In the Tom Cruise movie, A Few Good Men, Jack Nicholson takes the stand to testify in a case of marine misconduct, as the commanding general at the base where a marine was abused and died. Cruise’s character believes the general ordered the “code red” on the now deceased marine and is trying to defend the accused abusers on the basis that they were following orders. So Nicholson ends up on the stand while his character is poked and prodded with questions and inconsistencies about the official story of the marine’s death. When Cruise’s character demands the truth, we hear the now infamous line, “You can’t handle the truth!” Nicholson, ultimately believing that ordering the code red was the right thing to do, outs himself in a fit of righteous indignation because Cruise had poked and prodded until Nicholson’s core was exposed.

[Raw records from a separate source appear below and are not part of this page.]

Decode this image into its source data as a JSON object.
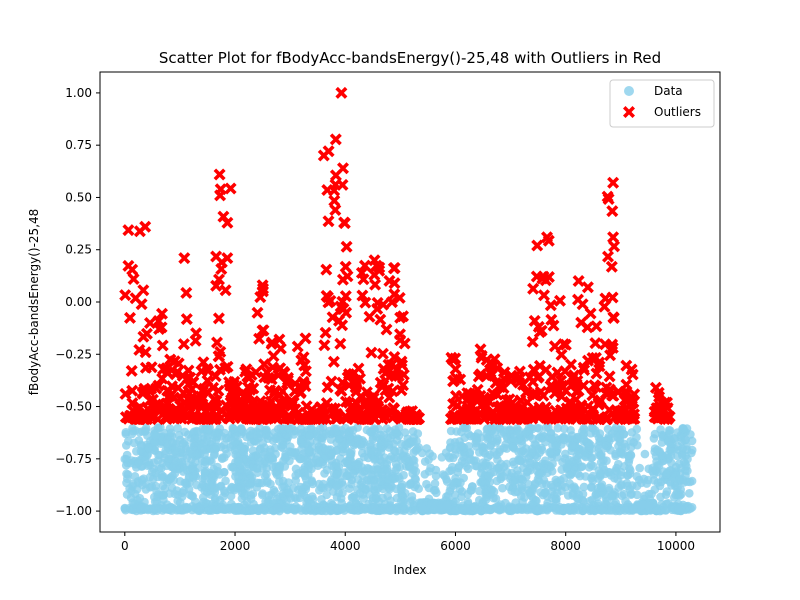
{
  "chart_data": {
    "type": "scatter",
    "title": "Scatter Plot for fBodyAcc-bandsEnergy()-25,48 with Outliers in Red",
    "xlabel": "Index",
    "ylabel": "fBodyAcc-bandsEnergy()-25,48",
    "xlim": [
      -450,
      10800
    ],
    "ylim": [
      -1.1,
      1.1
    ],
    "xticks": [
      0,
      2000,
      4000,
      6000,
      8000,
      10000
    ],
    "xtick_labels": [
      "0",
      "2000",
      "4000",
      "6000",
      "8000",
      "10000"
    ],
    "yticks": [
      -1.0,
      -0.75,
      -0.5,
      -0.25,
      0.0,
      0.25,
      0.5,
      0.75,
      1.0
    ],
    "ytick_labels": [
      "−1.00",
      "−0.75",
      "−0.50",
      "−0.25",
      "0.00",
      "0.25",
      "0.50",
      "0.75",
      "1.00"
    ],
    "grid": false,
    "legend_position": "upper-right",
    "series": [
      {
        "name": "Data",
        "color": "#87ceeb",
        "marker": "circle",
        "outlier_threshold": -0.58
      },
      {
        "name": "Outliers",
        "color": "#ff0000",
        "marker": "x"
      }
    ],
    "x_range": [
      0,
      10300
    ],
    "outlier_clusters": [
      [
        0,
        450,
        0.36
      ],
      [
        450,
        700,
        -0.03
      ],
      [
        700,
        1050,
        -0.27
      ],
      [
        1050,
        1150,
        0.21
      ],
      [
        1150,
        1450,
        -0.12
      ],
      [
        1450,
        1650,
        -0.3
      ],
      [
        1650,
        1950,
        0.62
      ],
      [
        1950,
        2400,
        -0.32
      ],
      [
        2400,
        2600,
        0.08
      ],
      [
        2600,
        2950,
        -0.15
      ],
      [
        2950,
        3350,
        -0.17
      ],
      [
        3350,
        3600,
        -0.5
      ],
      [
        3600,
        4050,
        1.0
      ],
      [
        4050,
        4300,
        -0.3
      ],
      [
        4300,
        4950,
        0.2
      ],
      [
        4950,
        5100,
        0.02
      ],
      [
        5100,
        5350,
        -0.52
      ],
      [
        5900,
        6050,
        -0.22
      ],
      [
        6050,
        6350,
        -0.37
      ],
      [
        6350,
        6500,
        -0.22
      ],
      [
        6500,
        7050,
        -0.27
      ],
      [
        7050,
        7400,
        -0.32
      ],
      [
        7400,
        7900,
        0.31
      ],
      [
        7900,
        8200,
        -0.17
      ],
      [
        8200,
        8650,
        0.14
      ],
      [
        8650,
        8900,
        0.57
      ],
      [
        8900,
        9100,
        -0.42
      ],
      [
        9100,
        9250,
        -0.3
      ],
      [
        9600,
        9700,
        -0.4
      ],
      [
        9700,
        9900,
        -0.48
      ]
    ],
    "noted_outliers": [
      [
        3930,
        1.0
      ],
      [
        3960,
        0.64
      ],
      [
        3950,
        0.56
      ],
      [
        1720,
        0.61
      ],
      [
        1730,
        0.51
      ],
      [
        8860,
        0.57
      ],
      [
        370,
        0.36
      ],
      [
        7660,
        0.31
      ],
      [
        8860,
        0.31
      ],
      [
        1080,
        0.21
      ],
      [
        1860,
        0.21
      ],
      [
        1760,
        0.19
      ],
      [
        4530,
        0.2
      ],
      [
        2500,
        0.08
      ],
      [
        160,
        0.11
      ],
      [
        3820,
        0.44
      ],
      [
        3980,
        0.38
      ]
    ]
  }
}
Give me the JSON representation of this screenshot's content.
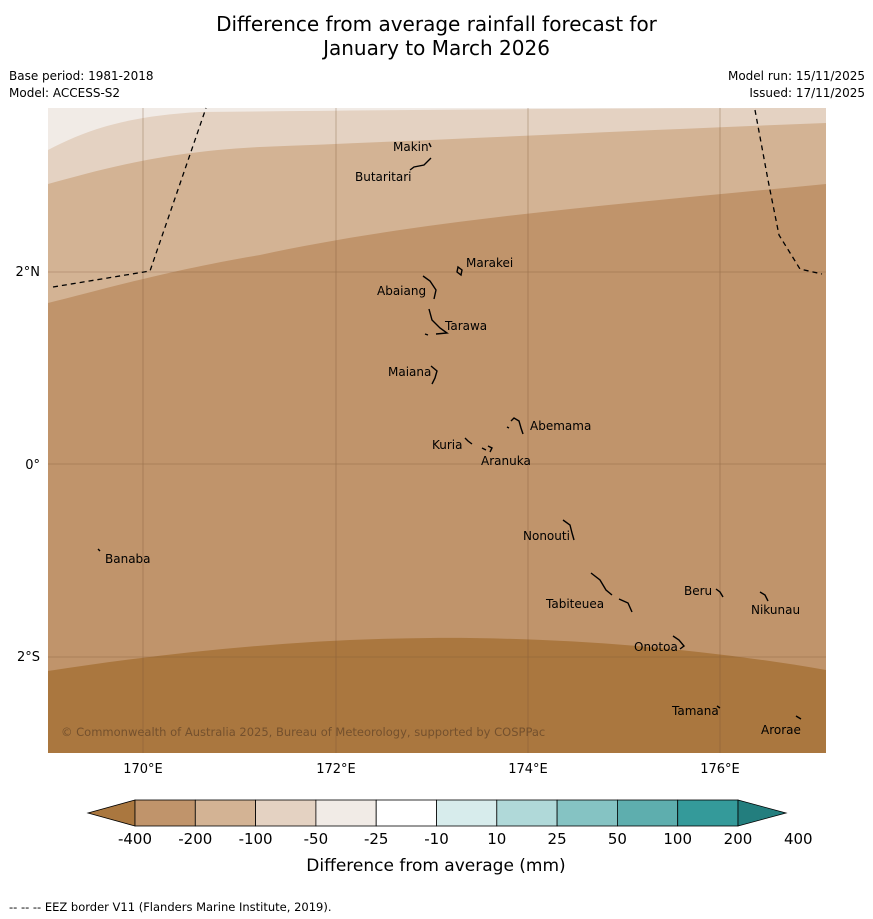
{
  "title": {
    "line1": "Difference from average rainfall forecast for",
    "line2": "January to March 2026"
  },
  "meta": {
    "base_period": "Base period: 1981-2018",
    "model": "Model: ACCESS-S2",
    "model_run": "Model run: 15/11/2025",
    "issued": "Issued: 17/11/2025"
  },
  "map": {
    "lat_labels": [
      "2°N",
      "0°",
      "2°S"
    ],
    "lon_labels": [
      "170°E",
      "172°E",
      "174°E",
      "176°E"
    ],
    "copyright": "© Commonwealth of Australia 2025, Bureau of Meteorology, supported by COSPPac",
    "islands": [
      "Makin",
      "Butaritari",
      "Marakei",
      "Abaiang",
      "Tarawa",
      "Maiana",
      "Abemama",
      "Kuria",
      "Aranuka",
      "Nonouti",
      "Banaba",
      "Tabiteuea",
      "Beru",
      "Nikunau",
      "Onotoa",
      "Tamana",
      "Arorae"
    ]
  },
  "colorbar": {
    "label": "Difference from average (mm)",
    "ticks": [
      "-400",
      "-200",
      "-100",
      "-50",
      "-25",
      "-10",
      "10",
      "25",
      "50",
      "100",
      "200",
      "400"
    ],
    "colors": [
      "#aa773f",
      "#c0946b",
      "#d3b394",
      "#e4d2c2",
      "#f1ebe6",
      "#ffffff",
      "#d7ecec",
      "#b0d9d9",
      "#85c3c3",
      "#5eaeae",
      "#349a9a",
      "#237e7e"
    ]
  },
  "footer": "--  --  -- EEZ border V11 (Flanders Marine Institute, 2019)."
}
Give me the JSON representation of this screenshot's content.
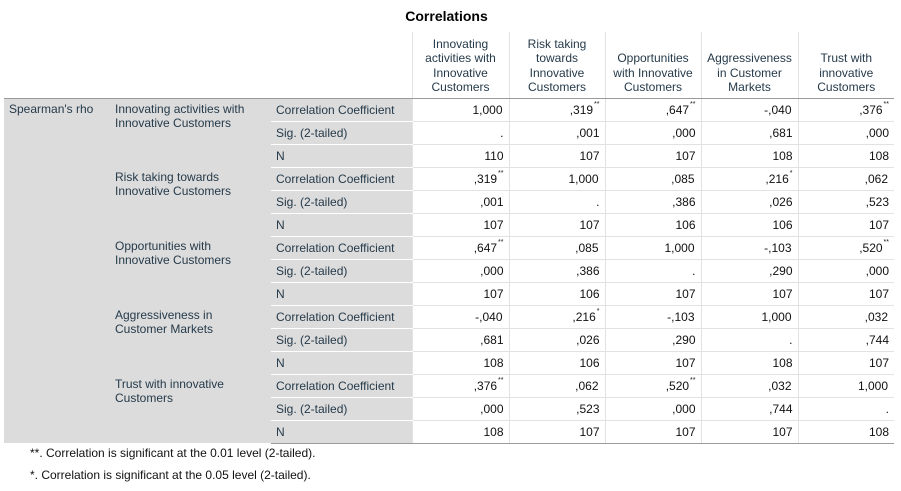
{
  "title": "Correlations",
  "columns": [
    "Innovating activities with Innovative Customers",
    "Risk taking towards Innovative Customers",
    "Opportunities with Innovative Customers",
    "Aggressiveness in Customer Markets",
    "Trust with innovative Customers"
  ],
  "method": "Spearman's rho",
  "stat_labels": [
    "Correlation Coefficient",
    "Sig. (2-tailed)",
    "N"
  ],
  "variables": [
    {
      "label": "Innovating activities with Innovative Customers",
      "coef": [
        {
          "v": "1,000",
          "sig": ""
        },
        {
          "v": ",319",
          "sig": "**"
        },
        {
          "v": ",647",
          "sig": "**"
        },
        {
          "v": "-,040",
          "sig": ""
        },
        {
          "v": ",376",
          "sig": "**"
        }
      ],
      "sig": [
        ".",
        ",001",
        ",000",
        ",681",
        ",000"
      ],
      "n": [
        "110",
        "107",
        "107",
        "108",
        "108"
      ]
    },
    {
      "label": "Risk taking towards Innovative Customers",
      "coef": [
        {
          "v": ",319",
          "sig": "**"
        },
        {
          "v": "1,000",
          "sig": ""
        },
        {
          "v": ",085",
          "sig": ""
        },
        {
          "v": ",216",
          "sig": "*"
        },
        {
          "v": ",062",
          "sig": ""
        }
      ],
      "sig": [
        ",001",
        ".",
        ",386",
        ",026",
        ",523"
      ],
      "n": [
        "107",
        "107",
        "106",
        "106",
        "107"
      ]
    },
    {
      "label": "Opportunities with Innovative Customers",
      "coef": [
        {
          "v": ",647",
          "sig": "**"
        },
        {
          "v": ",085",
          "sig": ""
        },
        {
          "v": "1,000",
          "sig": ""
        },
        {
          "v": "-,103",
          "sig": ""
        },
        {
          "v": ",520",
          "sig": "**"
        }
      ],
      "sig": [
        ",000",
        ",386",
        ".",
        ",290",
        ",000"
      ],
      "n": [
        "107",
        "106",
        "107",
        "107",
        "107"
      ]
    },
    {
      "label": "Aggressiveness in Customer Markets",
      "coef": [
        {
          "v": "-,040",
          "sig": ""
        },
        {
          "v": ",216",
          "sig": "*"
        },
        {
          "v": "-,103",
          "sig": ""
        },
        {
          "v": "1,000",
          "sig": ""
        },
        {
          "v": ",032",
          "sig": ""
        }
      ],
      "sig": [
        ",681",
        ",026",
        ",290",
        ".",
        ",744"
      ],
      "n": [
        "108",
        "106",
        "107",
        "108",
        "107"
      ]
    },
    {
      "label": "Trust with innovative Customers",
      "coef": [
        {
          "v": ",376",
          "sig": "**"
        },
        {
          "v": ",062",
          "sig": ""
        },
        {
          "v": ",520",
          "sig": "**"
        },
        {
          "v": ",032",
          "sig": ""
        },
        {
          "v": "1,000",
          "sig": ""
        }
      ],
      "sig": [
        ",000",
        ",523",
        ",000",
        ",744",
        "."
      ],
      "n": [
        "108",
        "107",
        "107",
        "107",
        "108"
      ]
    }
  ],
  "footnotes": [
    "**. Correlation is significant at the 0.01 level (2-tailed).",
    "*. Correlation is significant at the 0.05 level (2-tailed)."
  ]
}
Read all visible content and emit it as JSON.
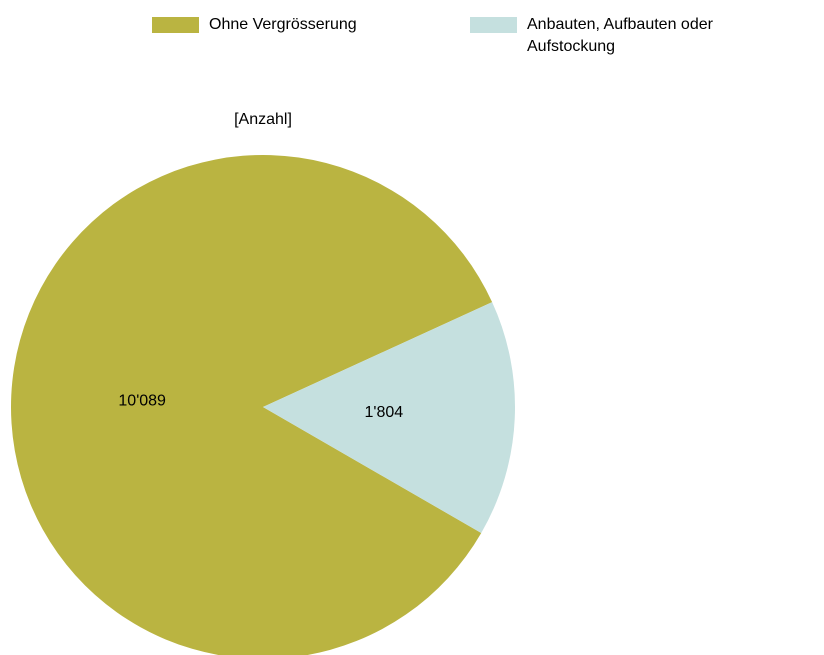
{
  "chart_data": {
    "type": "pie",
    "title": "[Anzahl]",
    "categories": [
      "Ohne Vergrösserung",
      "Anbauten, Aufbauten oder Aufstockung"
    ],
    "values": [
      10089,
      1804
    ],
    "value_labels": [
      "10'089",
      "1'804"
    ],
    "colors": [
      "#bab441",
      "#c5e0df"
    ]
  }
}
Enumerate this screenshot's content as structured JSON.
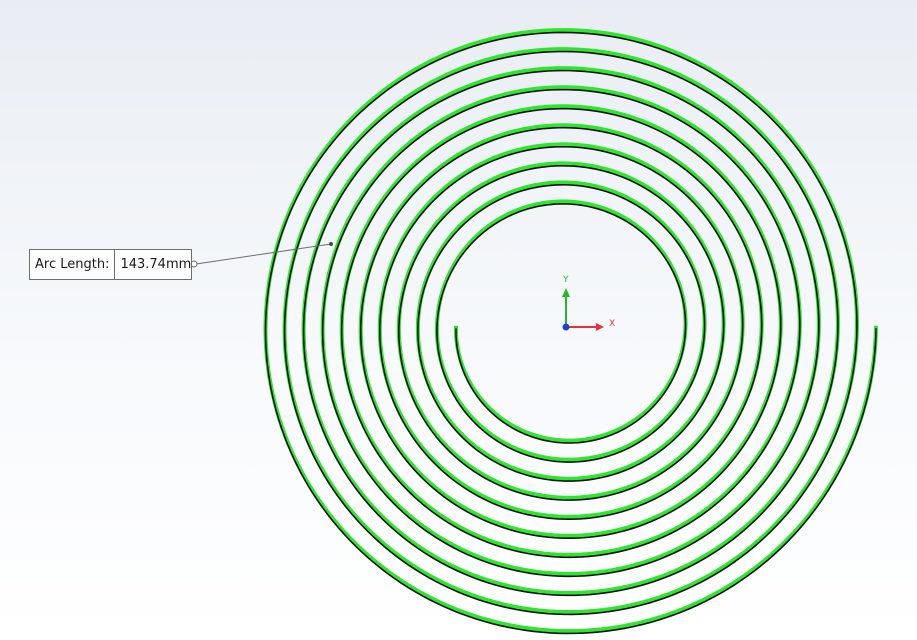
{
  "callout": {
    "label": "Arc Length:",
    "value": "143.74mm"
  },
  "triad": {
    "x_label": "X",
    "y_label": "Y"
  },
  "colors": {
    "spiral_highlight": "#2ee62e",
    "spiral_edge": "#111111",
    "x_axis": "#e8303a",
    "y_axis": "#27b827",
    "z_axis": "#2040d0",
    "leader": "#6e6e6e"
  },
  "icons": [
    "coordinate-triad-icon",
    "leader-anchor-icon"
  ]
}
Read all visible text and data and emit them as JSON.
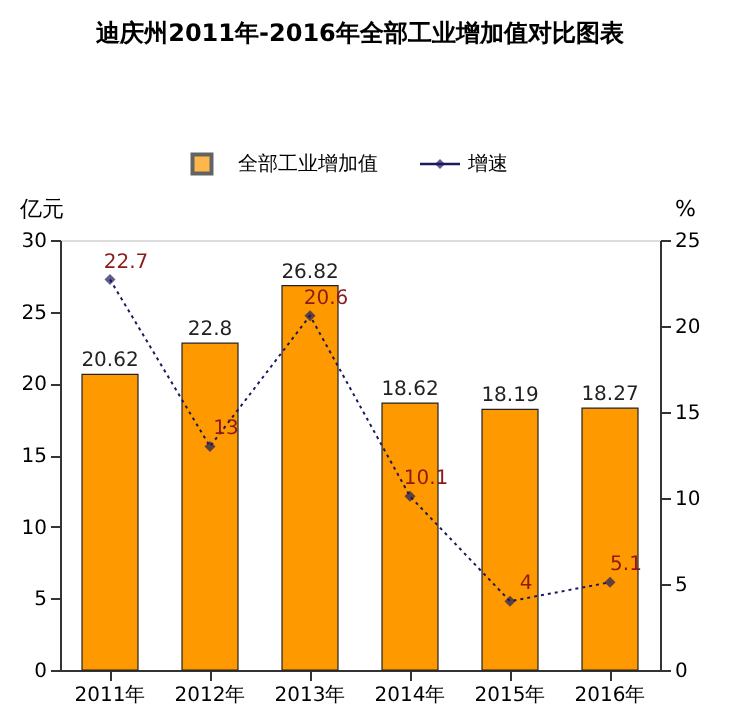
{
  "chart_data": {
    "type": "bar",
    "title": "迪庆州2011年-2016年全部工业增加值对比图表",
    "categories": [
      "2011年",
      "2012年",
      "2013年",
      "2014年",
      "2015年",
      "2016年"
    ],
    "series": [
      {
        "name": "全部工业增加值",
        "color": "#ff9900",
        "values": [
          20.62,
          22.8,
          26.82,
          18.62,
          18.19,
          18.27
        ]
      },
      {
        "name": "增速",
        "type": "line",
        "axis": "y2",
        "color": "#1a1a5e",
        "marker": "diamond",
        "line_style": "dotted",
        "values": [
          22.7,
          13,
          20.6,
          10.1,
          4,
          5.1
        ]
      }
    ],
    "ylabel": "亿元",
    "y2label": "%",
    "ylim": [
      0,
      30
    ],
    "yticks": [
      0,
      5,
      10,
      15,
      20,
      25,
      30
    ],
    "y2lim": [
      0,
      25
    ],
    "y2ticks": [
      0,
      5,
      10,
      15,
      20,
      25
    ],
    "data_labels": true,
    "grid": false,
    "legend": "top"
  }
}
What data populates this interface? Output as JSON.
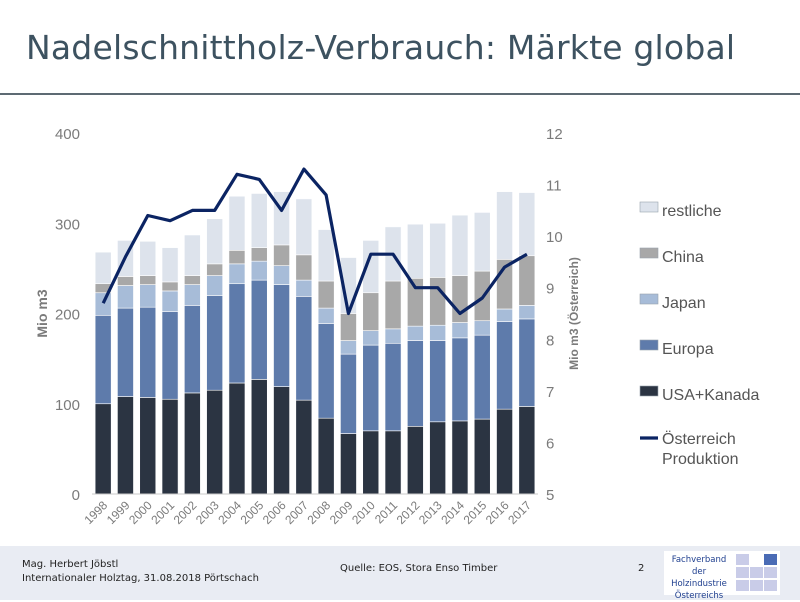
{
  "slide": {
    "title": "Nadelschnittholz-Verbrauch: Märkte global",
    "footer": {
      "author": "Mag. Herbert Jöbstl",
      "event": "Internationaler Holztag, 31.08.2018 Pörtschach",
      "source": "Quelle: EOS, Stora Enso Timber",
      "page": "2",
      "logo_lines": [
        "Fachverband",
        "der Holzindustrie",
        "Österreichs"
      ]
    }
  },
  "colors": {
    "usa_kanada": "#2b3442",
    "europa": "#5e7bab",
    "japan": "#a7bcd8",
    "china": "#a8a8a8",
    "restliche": "#dde3ec",
    "line": "#0b2463"
  },
  "chart_data": {
    "type": "bar",
    "stacked": true,
    "categories": [
      "1998",
      "1999",
      "2000",
      "2001",
      "2002",
      "2003",
      "2004",
      "2005",
      "2006",
      "2007",
      "2008",
      "2009",
      "2010",
      "2011",
      "2012",
      "2013",
      "2014",
      "2015",
      "2016",
      "2017"
    ],
    "series": [
      {
        "name": "USA+Kanada",
        "key": "usa_kanada",
        "values": [
          100,
          108,
          107,
          105,
          112,
          115,
          123,
          127,
          119,
          104,
          84,
          67,
          70,
          70,
          75,
          80,
          81,
          83,
          94,
          97
        ]
      },
      {
        "name": "Europa",
        "key": "europa",
        "values": [
          98,
          98,
          100,
          97,
          97,
          105,
          110,
          110,
          113,
          115,
          105,
          88,
          95,
          97,
          95,
          90,
          92,
          93,
          97,
          97
        ]
      },
      {
        "name": "Japan",
        "key": "japan",
        "values": [
          25,
          25,
          25,
          23,
          23,
          22,
          22,
          21,
          21,
          18,
          17,
          15,
          16,
          16,
          16,
          17,
          17,
          16,
          14,
          15
        ]
      },
      {
        "name": "China",
        "key": "china",
        "values": [
          10,
          10,
          10,
          10,
          10,
          13,
          15,
          15,
          23,
          28,
          30,
          30,
          42,
          53,
          53,
          53,
          52,
          55,
          55,
          55
        ]
      },
      {
        "name": "restliche",
        "key": "restliche",
        "values": [
          35,
          40,
          38,
          38,
          45,
          50,
          60,
          60,
          59,
          62,
          57,
          62,
          58,
          60,
          60,
          60,
          67,
          65,
          75,
          70
        ]
      }
    ],
    "line": {
      "name": "Österreich Produktion",
      "key": "line",
      "axis": "right",
      "values": [
        8.7,
        9.6,
        10.4,
        10.3,
        10.5,
        10.5,
        11.2,
        11.1,
        10.5,
        11.3,
        10.8,
        8.5,
        9.65,
        9.65,
        9.0,
        9.0,
        8.5,
        8.8,
        9.4,
        9.65
      ]
    },
    "ylabel": "Mio m3",
    "y2label": "Mio m3 (Österreich)",
    "ylim": [
      0,
      400
    ],
    "y2lim": [
      5,
      12
    ],
    "yticks": [
      0,
      100,
      200,
      300,
      400
    ],
    "y2ticks": [
      5,
      6,
      7,
      8,
      9,
      10,
      11,
      12
    ],
    "legend": {
      "position": "right",
      "order": [
        "restliche",
        "China",
        "Japan",
        "Europa",
        "USA+Kanada",
        "Österreich Produktion"
      ]
    },
    "grid": false
  }
}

Simeon, the elderly man who prophesied over Jesus as Mary and Joseph brought him into the temple complex declared, This child is destined…to be a sign that will be spoken against, so that the thoughts of many hearts will be revealed (Luke 2:34-35, NIV). Jesus came to upset destiny and be rejected, but he did so in order to expose our hearts. Something about Jesus’ life, death, and resurrection pokes and prods us until our cores are exposed, until the sinful nature in our hearts is brought to light.
All of us have hidden areas of our heart that we don’t want to admit are there: bitterness toward someone who hurt us years ago, jealousy towards that person has everything we want, cruelty we try to never let out but lurks there just the same, anger that we’ve allowed to fester because we want to be angry at what was done to us, selfishness we try to disguise with lofty-sounding justifications. Those things lurk in all of our hearts but we can never deal with them properly until they are exposed to the light. 1 John 1:7-8 reads, But if we are living in the light, as God is in the light, then we have fellowship with each other and the blood of Jesus, his Son, cleanses us from all sin. If we claim we have no sin, we are only fooling ourselves and not living in the truth (NLT). Living in the light means that we allow ourselves to be exposed. We allow the deepest darkest parts of us to be brought out into the light to be dealt with. Pretending those things don’t exist or hiding them means we are avoiding the light.
One of the purposes of Jesus’ mission to earth was to expose our hearts so that we could have all of the filth removed. Being exposed like that can be extremely frightening. At times, it can hurt to have all of the things we have worked so hard to bury ripped out into the open. But we must be willing to face the darkness in our hearts in order to root it out and be rid of it. Are you willing to let Jesus poke and prod you until you are exposed? Will you allow him to shine a light on those dark places in your heart that you have tried so hard to keep hidden? The process may not be pleasant, but the end result will be a life exposed to the light without shame.